The advent of the genomic era has necessitated the development of methods capable of analyzing large volumes of genomic data efficiently. Being able to reliably identify bottlenecks--extreme population size changes of short duration--not only is interesting in the context of speciation and extinction but also matters (as a null model) when inferring selection. Bottlenecks can be detected in polymorphism data via their distorting effect on the shape of the underlying genealogy. Here, we use the generating function of genealogies to derive the probability of mutational configurations in short sequence blocks under a simple bottleneck model. Given a large number of nonrecombining blocks, we can compute maximum-likelihood estimates of the time and strength of the bottleneck. Our method relies on a simple summary of the joint distribution of polymorphic sites. We extend the site frequency spectrum by counting mutations in frequency classes in short sequence blocks. Using linkage information over short distances in this way gives greater power to detect bottlenecks than the site frequency spectrum and potentially opens up a wide range of demographic histories to blockwise inference. Finally, we apply our method to genomic data from a species of pig (Sus cebifrons) endemic to islands in the center and west of the Philippines to estimate whether a bottleneck occurred upon island colonization and compare our scheme to Li and Durbin's pairwise sequentially Markovian coalescent (PSMC) both for the pig data and using simulations.

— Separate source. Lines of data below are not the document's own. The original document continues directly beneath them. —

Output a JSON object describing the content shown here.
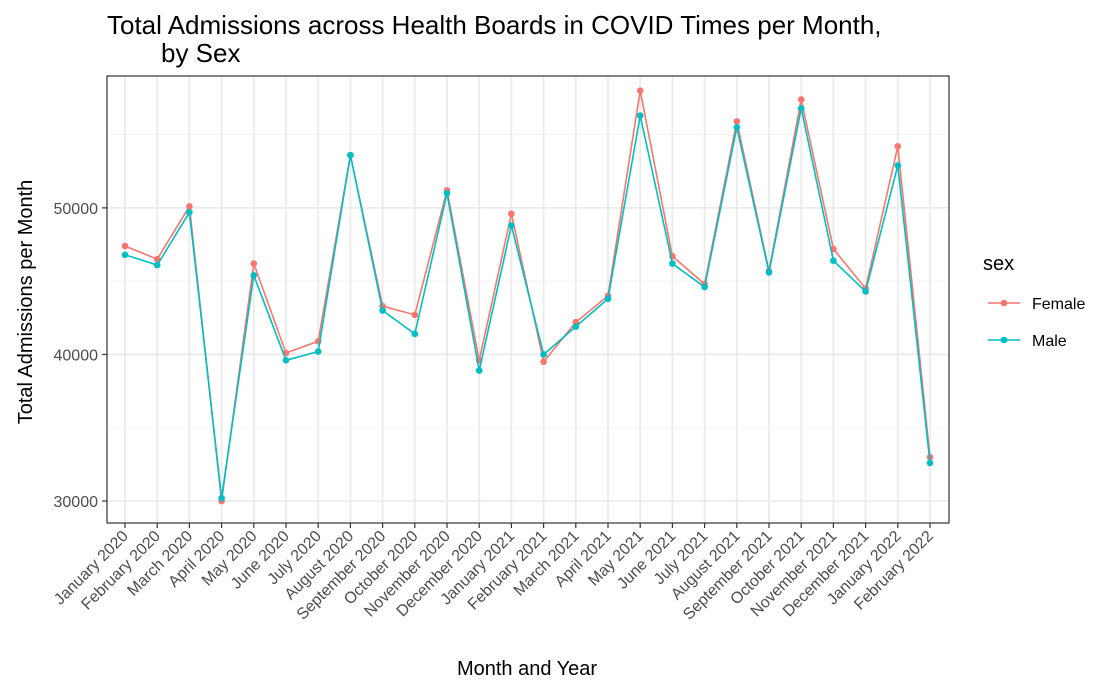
{
  "chart_data": {
    "type": "line",
    "title": "Total Admissions across Health Boards in COVID Times per Month,",
    "title_line2": "by Sex",
    "xlabel": "Month and Year",
    "ylabel": "Total Admissions per Month",
    "ylim": [
      28500,
      59000
    ],
    "yticks": [
      30000,
      40000,
      50000
    ],
    "ytick_labels": [
      "30000",
      "40000",
      "50000"
    ],
    "grid": true,
    "legend": {
      "title": "sex",
      "position": "right"
    },
    "categories": [
      "January 2020",
      "February 2020",
      "March 2020",
      "April 2020",
      "May 2020",
      "June 2020",
      "July 2020",
      "August 2020",
      "September 2020",
      "October 2020",
      "November 2020",
      "December 2020",
      "January 2021",
      "February 2021",
      "March 2021",
      "April 2021",
      "May 2021",
      "June 2021",
      "July 2021",
      "August 2021",
      "September 2021",
      "October 2021",
      "November 2021",
      "December 2021",
      "January 2022",
      "February 2022"
    ],
    "series": [
      {
        "name": "Female",
        "color": "#F8766D",
        "values": [
          47400,
          46500,
          50100,
          30000,
          46200,
          40100,
          40900,
          53600,
          43300,
          42700,
          51200,
          39600,
          49600,
          39500,
          42200,
          44000,
          58000,
          46700,
          44800,
          55900,
          45700,
          57400,
          47200,
          44500,
          54200,
          33000
        ]
      },
      {
        "name": "Male",
        "color": "#00BFC4",
        "values": [
          46800,
          46100,
          49700,
          30200,
          45400,
          39600,
          40200,
          53600,
          43000,
          41400,
          51000,
          38900,
          48800,
          40000,
          41900,
          43800,
          56300,
          46200,
          44600,
          55500,
          45600,
          56800,
          46400,
          44300,
          52900,
          32600
        ]
      }
    ]
  }
}
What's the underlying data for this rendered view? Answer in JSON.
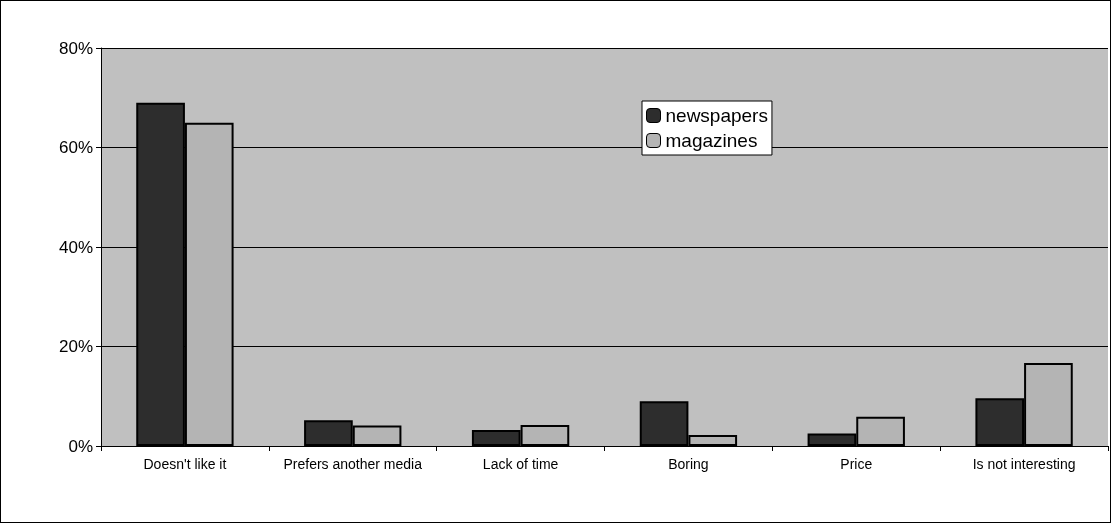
{
  "chart_data": {
    "type": "bar",
    "categories": [
      "Doesn't like it",
      "Prefers another media",
      "Lack of time",
      "Boring",
      "Price",
      "Is not interesting"
    ],
    "series": [
      {
        "name": "newspapers",
        "color": "#2d2d2d",
        "values": [
          69,
          5.2,
          3.2,
          9,
          2.5,
          9.6
        ]
      },
      {
        "name": "magazines",
        "color": "#b4b4b4",
        "values": [
          65,
          4.1,
          4.2,
          2.2,
          5.9,
          16.7
        ]
      }
    ],
    "ylim": [
      0,
      80
    ],
    "yticks": [
      {
        "value": 0,
        "label": "0%"
      },
      {
        "value": 20,
        "label": "20%"
      },
      {
        "value": 40,
        "label": "40%"
      },
      {
        "value": 60,
        "label": "60%"
      },
      {
        "value": 80,
        "label": "80%"
      }
    ],
    "grid": "y",
    "legend": "top right"
  }
}
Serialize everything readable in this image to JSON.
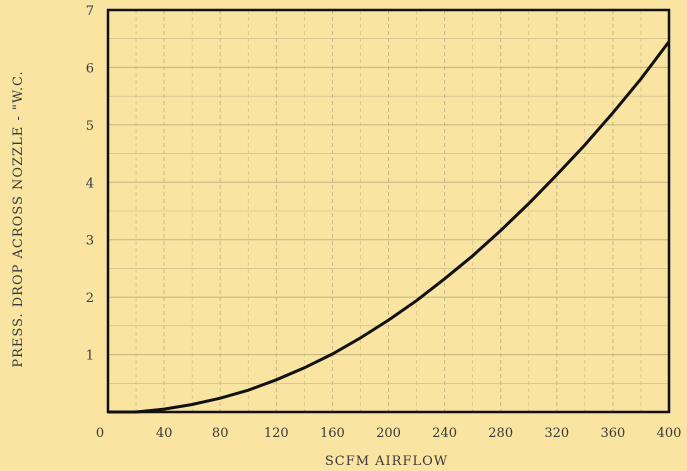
{
  "chart_data": {
    "type": "line",
    "title": "",
    "xlabel": "SCFM  AIRFLOW",
    "ylabel": "PRESS. DROP ACROSS NOZZLE - \"W.C.",
    "xlim": [
      0,
      400
    ],
    "ylim": [
      0,
      7
    ],
    "xticks": [
      0,
      40,
      80,
      120,
      160,
      200,
      240,
      280,
      320,
      360,
      400
    ],
    "yticks": [
      1,
      2,
      3,
      4,
      5,
      6,
      7
    ],
    "grid": true,
    "series": [
      {
        "x": [
          0,
          20,
          40,
          60,
          80,
          100,
          120,
          140,
          160,
          180,
          200,
          220,
          240,
          260,
          280,
          300,
          320,
          340,
          360,
          380,
          400
        ],
        "y": [
          0,
          0.0,
          0.05,
          0.13,
          0.24,
          0.38,
          0.56,
          0.77,
          1.01,
          1.29,
          1.6,
          1.94,
          2.32,
          2.72,
          3.16,
          3.63,
          4.13,
          4.65,
          5.21,
          5.8,
          6.45
        ]
      }
    ],
    "colors": {
      "background": "#f9e4a2",
      "line": "#111111",
      "grid": "#c9b886"
    }
  }
}
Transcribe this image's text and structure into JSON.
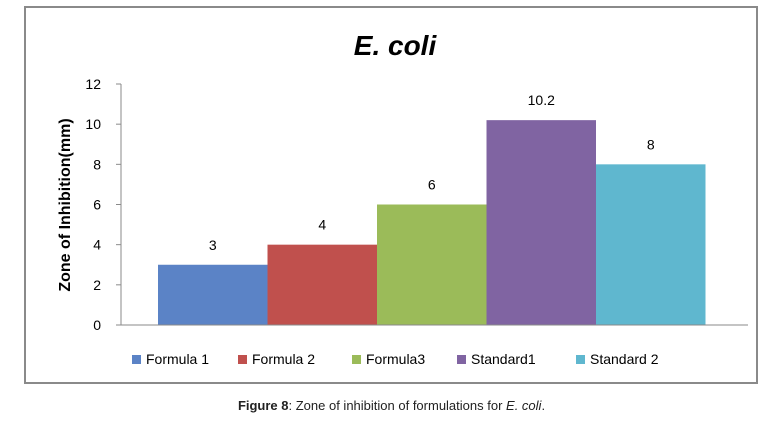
{
  "chart_data": {
    "type": "bar",
    "title": "E. coli",
    "ylabel": "Zone of Inhibition(mm)",
    "xlabel": "",
    "ylim": [
      0,
      12
    ],
    "yticks": [
      0,
      2,
      4,
      6,
      8,
      10,
      12
    ],
    "grid": false,
    "legend_position": "bottom",
    "series": [
      {
        "name": "Formula 1",
        "value": 3,
        "label": "3",
        "color": "#5B83C6"
      },
      {
        "name": "Formula 2",
        "value": 4,
        "label": "4",
        "color": "#C0504D"
      },
      {
        "name": "Formula3",
        "value": 6,
        "label": "6",
        "color": "#9BBB59"
      },
      {
        "name": "Standard1",
        "value": 10.2,
        "label": "10.2",
        "color": "#8064A2"
      },
      {
        "name": "Standard 2",
        "value": 8,
        "label": "8",
        "color": "#5FB7CF"
      }
    ]
  },
  "caption": {
    "figure_label": "Figure 8",
    "text": ": Zone of inhibition of formulations for ",
    "organism": "E. coli",
    "end": "."
  }
}
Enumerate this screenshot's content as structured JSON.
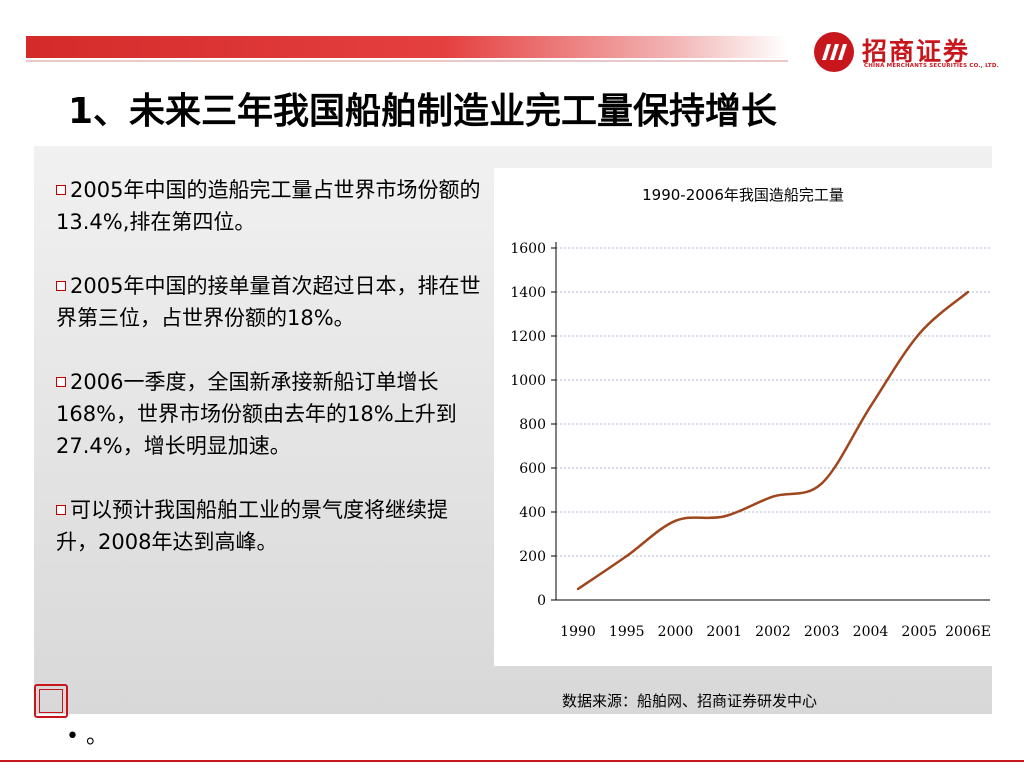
{
  "header": {
    "logo_text": "招商证券",
    "logo_en": "CHINA MERCHANTS SECURITIES CO., LTD."
  },
  "slide_title": "1、未来三年我国船舶制造业完工量保持增长",
  "bullets": [
    "2005年中国的造船完工量占世界市场份额的13.4%,排在第四位。",
    "2005年中国的接单量首次超过日本，排在世界第三位，占世界份额的18%。",
    "2006一季度，全国新承接新船订单增长168%，世界市场份额由去年的18%上升到27.4%，增长明显加速。",
    "可以预计我国船舶工业的景气度将继续提升，2008年达到高峰。"
  ],
  "footer": {
    "bullet_text": "• 。",
    "source": "数据来源：船舶网、招商证券研发中心"
  },
  "colors": {
    "accent": "#c8161d",
    "line": "#a0461e"
  },
  "chart_data": {
    "type": "line",
    "title": "1990-2006年我国造船完工量",
    "xlabel": "",
    "ylabel": "",
    "categories": [
      "1990",
      "1995",
      "2000",
      "2001",
      "2002",
      "2003",
      "2004",
      "2005",
      "2006E"
    ],
    "series": [
      {
        "values": [
          50,
          200,
          360,
          380,
          470,
          530,
          880,
          1210,
          1400
        ]
      }
    ],
    "ylim": [
      0,
      1600
    ],
    "yticks": [
      0,
      200,
      400,
      600,
      800,
      1000,
      1200,
      1400,
      1600
    ],
    "grid": true,
    "legend": "none"
  }
}
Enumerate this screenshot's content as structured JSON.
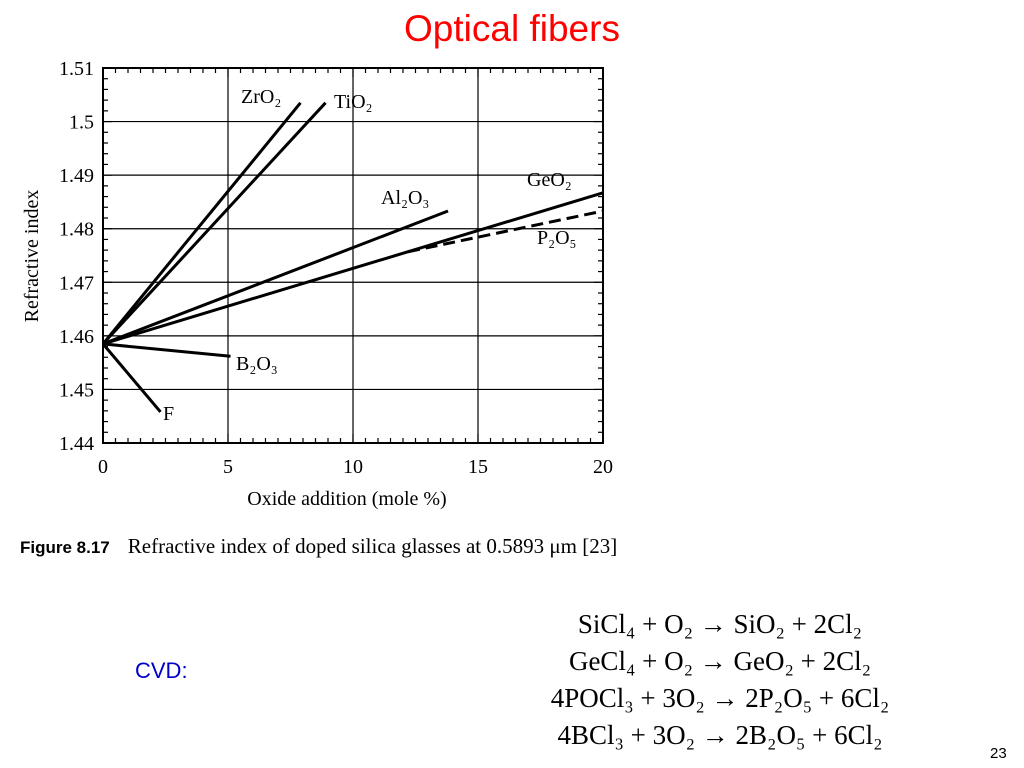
{
  "slide": {
    "title": "Optical fibers",
    "title_color": "#ff0000",
    "cvd_label": "CVD:",
    "cvd_color": "#0000cc",
    "page_number": "23"
  },
  "caption": {
    "figure_label": "Figure 8.17",
    "text": "Refractive index of doped silica glasses at 0.5893 μm [23]"
  },
  "equations": [
    "SiCl₄ + O₂ → SiO₂ + 2Cl₂",
    "GeCl₄ + O₂ → GeO₂ + 2Cl₂",
    "4POCl₃ + 3O₂ → 2P₂O₅ + 6Cl₂",
    "4BCl₃ + 3O₂ → 2B₂O₅ + 6Cl₂"
  ],
  "chart_data": {
    "type": "line",
    "title": "",
    "xlabel": "Oxide addition (mole %)",
    "ylabel": "Refractive index",
    "xlim": [
      0,
      20
    ],
    "ylim": [
      1.44,
      1.51
    ],
    "xticks": [
      0,
      5,
      10,
      15,
      20
    ],
    "yticks": [
      1.44,
      1.45,
      1.46,
      1.47,
      1.48,
      1.49,
      1.5,
      1.51
    ],
    "xtick_labels": [
      "0",
      "5",
      "10",
      "15",
      "20"
    ],
    "ytick_labels": [
      "1.44",
      "1.45",
      "1.46",
      "1.47",
      "1.48",
      "1.49",
      "1.5",
      "1.51"
    ],
    "grid": true,
    "series": [
      {
        "name": "ZrO₂",
        "style": "solid",
        "x": [
          0,
          7.9
        ],
        "y": [
          1.4585,
          1.5035
        ]
      },
      {
        "name": "TiO₂",
        "style": "solid",
        "x": [
          0,
          8.9
        ],
        "y": [
          1.4585,
          1.5035
        ]
      },
      {
        "name": "Al₂O₃",
        "style": "solid",
        "x": [
          0,
          13.8
        ],
        "y": [
          1.4585,
          1.4833
        ]
      },
      {
        "name": "GeO₂",
        "style": "solid",
        "x": [
          0,
          20
        ],
        "y": [
          1.4585,
          1.4867
        ]
      },
      {
        "name": "P₂O₅",
        "style": "dashed",
        "x": [
          12.2,
          20
        ],
        "y": [
          1.4757,
          1.4833
        ]
      },
      {
        "name": "B₂O₃",
        "style": "solid",
        "x": [
          0,
          5.1
        ],
        "y": [
          1.4585,
          1.4562
        ]
      },
      {
        "name": "F",
        "style": "solid",
        "x": [
          0,
          2.3
        ],
        "y": [
          1.4585,
          1.4458
        ]
      }
    ]
  }
}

基因组时代的到来使得有必要开发能够有效分析大量基因组数据的方法。能够可靠地识别瓶颈——短时间内种群大小的极端变化——不仅在物种形成和灭绝的背景下很有趣,而且在推断选择时(作为一个零模型)也很重要。瓶颈可以通过其对基础谱系形状的扭曲效应在多态性数据中被检测到。在这里,我们使用谱系的生成函数来推导在一个简单的瓶颈模型下短序列块中突变配置的概率。给定大量非重组块,我们可以计算瓶颈时间和强度的最大似然估计。我们的方法依赖于多态性位点联合分布的一个简单总结。我们通过计算短序列块中频率类别的突变来扩展位点频率谱。以这种方式使用短距离的连锁信息比位点频率谱具有更强的检测瓶颈的能力,并有可能为逐块推断开辟广泛的种群历史。最后,我们将我们的方法应用于来自菲律宾中部和西部岛屿特有的一种猪(Sus cebifrons)的基因组数据,以估计在岛屿殖民化时是否发生了瓶颈,并将我们的方案与李和德宾的成对顺序马尔可夫合并(PSMC)方法在猪数据和模拟数据上进行比较。